SIONlib  1.7.7
Scalable I/O library for parallel access to task-local files
Using SIONlib for Resiliency

Introduction

Growing to exascale the need for resiliency features arises since the probability for any node to fail increases with the number of nodes (assuming a constant mean time between failure).

Resiliency using SIONlib

Checkpointing

The typical use of SIONlib is for creating checkpoints of the application. From the application side the data that should to be written needs to be serialized. This binary data can then be saved to persistent storage.

In terms of resiliency this is the most simple way to save the global state of the application. The main advantage is that these checkpoints can be used as ordinary restart points for the application independent of the termination of the application happens in purpose or due to a failure of a node. Since for larger applications the probability of failure increases, the cost of this kind of resiliency will at some point be to high.

Therefore it is useful to save checkpoints on a caching layer close to the node in order to decrease the time spent in initializing the restart. This can be achieved by some local storage, which does not need to be visible globally. Here each node just reads its local data which is needed for the restart.

Buddy checkpointing

For more catastrophic failures of nodes, which do not let all nodes restart immediately a concept of buddy checkpointing offers a possible solution, which is still faster than a full classical checkpoint. In order to be able to restart without the need of accessing the global file system, each node holds its own checkpoint and another one from a buddy node.
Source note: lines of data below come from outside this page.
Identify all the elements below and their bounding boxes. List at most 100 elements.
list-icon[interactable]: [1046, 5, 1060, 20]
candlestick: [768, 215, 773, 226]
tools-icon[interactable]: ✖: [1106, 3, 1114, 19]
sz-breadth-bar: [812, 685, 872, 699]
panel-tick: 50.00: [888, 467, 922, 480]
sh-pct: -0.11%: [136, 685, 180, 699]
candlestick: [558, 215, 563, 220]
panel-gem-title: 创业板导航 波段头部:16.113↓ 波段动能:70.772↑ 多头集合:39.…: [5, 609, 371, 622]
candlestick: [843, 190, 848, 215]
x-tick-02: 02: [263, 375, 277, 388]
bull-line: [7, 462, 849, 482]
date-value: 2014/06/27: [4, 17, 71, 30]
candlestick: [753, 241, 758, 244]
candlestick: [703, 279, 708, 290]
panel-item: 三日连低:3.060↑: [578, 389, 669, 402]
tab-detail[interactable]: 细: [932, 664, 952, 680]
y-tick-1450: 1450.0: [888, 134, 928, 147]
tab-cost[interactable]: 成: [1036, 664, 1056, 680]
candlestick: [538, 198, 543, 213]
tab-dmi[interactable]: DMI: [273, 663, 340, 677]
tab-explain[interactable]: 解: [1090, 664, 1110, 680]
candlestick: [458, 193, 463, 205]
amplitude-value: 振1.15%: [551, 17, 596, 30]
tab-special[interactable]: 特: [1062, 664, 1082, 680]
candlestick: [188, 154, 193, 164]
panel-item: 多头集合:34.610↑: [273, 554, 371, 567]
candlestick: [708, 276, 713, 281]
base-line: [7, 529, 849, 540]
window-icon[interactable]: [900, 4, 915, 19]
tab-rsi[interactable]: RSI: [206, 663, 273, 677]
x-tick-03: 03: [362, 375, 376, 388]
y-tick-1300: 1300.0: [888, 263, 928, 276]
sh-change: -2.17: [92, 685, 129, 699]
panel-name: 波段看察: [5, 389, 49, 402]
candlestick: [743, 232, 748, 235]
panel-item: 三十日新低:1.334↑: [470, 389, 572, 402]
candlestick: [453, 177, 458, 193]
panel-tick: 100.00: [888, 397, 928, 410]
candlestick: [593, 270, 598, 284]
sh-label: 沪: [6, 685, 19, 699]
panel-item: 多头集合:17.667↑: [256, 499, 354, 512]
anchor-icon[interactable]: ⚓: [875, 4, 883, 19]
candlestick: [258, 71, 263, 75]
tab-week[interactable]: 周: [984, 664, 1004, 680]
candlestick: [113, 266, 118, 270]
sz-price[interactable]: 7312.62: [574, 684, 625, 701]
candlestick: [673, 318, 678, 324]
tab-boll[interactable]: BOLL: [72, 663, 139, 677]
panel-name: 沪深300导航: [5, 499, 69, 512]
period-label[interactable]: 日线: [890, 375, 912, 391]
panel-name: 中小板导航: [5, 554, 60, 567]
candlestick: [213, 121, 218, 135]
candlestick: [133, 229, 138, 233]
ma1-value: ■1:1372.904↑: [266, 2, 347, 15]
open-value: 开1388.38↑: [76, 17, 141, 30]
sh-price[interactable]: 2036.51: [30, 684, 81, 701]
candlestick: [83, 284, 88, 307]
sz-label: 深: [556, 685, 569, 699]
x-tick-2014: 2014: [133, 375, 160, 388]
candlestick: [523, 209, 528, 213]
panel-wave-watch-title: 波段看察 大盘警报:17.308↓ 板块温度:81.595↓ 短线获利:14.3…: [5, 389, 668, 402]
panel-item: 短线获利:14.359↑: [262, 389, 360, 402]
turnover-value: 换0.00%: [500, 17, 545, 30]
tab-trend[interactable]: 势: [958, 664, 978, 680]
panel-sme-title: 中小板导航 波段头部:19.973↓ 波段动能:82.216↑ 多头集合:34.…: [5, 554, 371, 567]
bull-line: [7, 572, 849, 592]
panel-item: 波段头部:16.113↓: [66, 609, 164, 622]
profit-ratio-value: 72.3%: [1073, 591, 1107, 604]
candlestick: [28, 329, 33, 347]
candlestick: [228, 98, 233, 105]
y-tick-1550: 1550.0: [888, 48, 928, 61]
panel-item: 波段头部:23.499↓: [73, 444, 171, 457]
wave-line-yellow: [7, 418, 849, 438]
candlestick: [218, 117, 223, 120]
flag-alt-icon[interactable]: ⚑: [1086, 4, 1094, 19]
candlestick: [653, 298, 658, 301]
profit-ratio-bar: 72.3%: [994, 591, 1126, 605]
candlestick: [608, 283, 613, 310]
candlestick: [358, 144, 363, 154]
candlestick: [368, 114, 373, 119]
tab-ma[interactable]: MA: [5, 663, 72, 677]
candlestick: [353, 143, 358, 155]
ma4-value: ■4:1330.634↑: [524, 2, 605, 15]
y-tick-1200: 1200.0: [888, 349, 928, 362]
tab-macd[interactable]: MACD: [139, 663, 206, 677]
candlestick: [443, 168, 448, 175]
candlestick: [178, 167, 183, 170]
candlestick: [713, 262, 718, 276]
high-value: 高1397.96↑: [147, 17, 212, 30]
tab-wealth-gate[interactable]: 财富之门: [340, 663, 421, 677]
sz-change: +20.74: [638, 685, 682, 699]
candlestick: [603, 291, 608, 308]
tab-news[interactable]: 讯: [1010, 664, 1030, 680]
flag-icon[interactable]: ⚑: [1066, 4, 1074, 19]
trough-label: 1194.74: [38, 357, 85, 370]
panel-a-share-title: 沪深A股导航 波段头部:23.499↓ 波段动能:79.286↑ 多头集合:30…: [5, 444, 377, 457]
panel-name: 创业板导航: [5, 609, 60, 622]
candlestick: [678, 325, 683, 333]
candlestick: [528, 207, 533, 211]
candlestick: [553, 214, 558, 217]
+-----------------+ +-----------------+ +---------------------+
| n_0 | -> | n_1 | -> ... -> | n_k |
|-----------------| |-----------------| |---------------------|
| data_0 | data_k | | data_1 | data_0 | | data_k | data_[k-1] |
+-----------------+ +-----------------+ +---------------------+
^ |
| |
+----------------------------------------------------------+

With this strategy each of the nodes which are able to rerun the application is able to restart from its last local checkpoint, while a possible spare node, which replaces a failed one, can receive its checkpoint from its buddy node.

It is important to note that each node also needs to save its own checkpoint since otherwise the spare node can receive its data, but the buddy of the failed node will loose its checkpoint.

Implementation

The implementation in SIONlib will use individual files for each of the copies of the data. Using this approach is quite similar to the multi-file approach SIONlib uses for splitting one logical sion file into multiple physical files. The advantage of using individual files for its own data and for its buddy's is the ability to work with each of these like usual multi-files without need of handling it in a special way.

Enabling buddy checkpointing will be done via an additional flag "buddycheckpoint". On systems on which SIONlib can exploit some sort of caching layer which is faster than the connection to the global storage, this higher performance can be used by SIONlib to decrease the time needed for a recovery after failure. The according flag "localcache" is used to make SIONlib try to use the caching layer.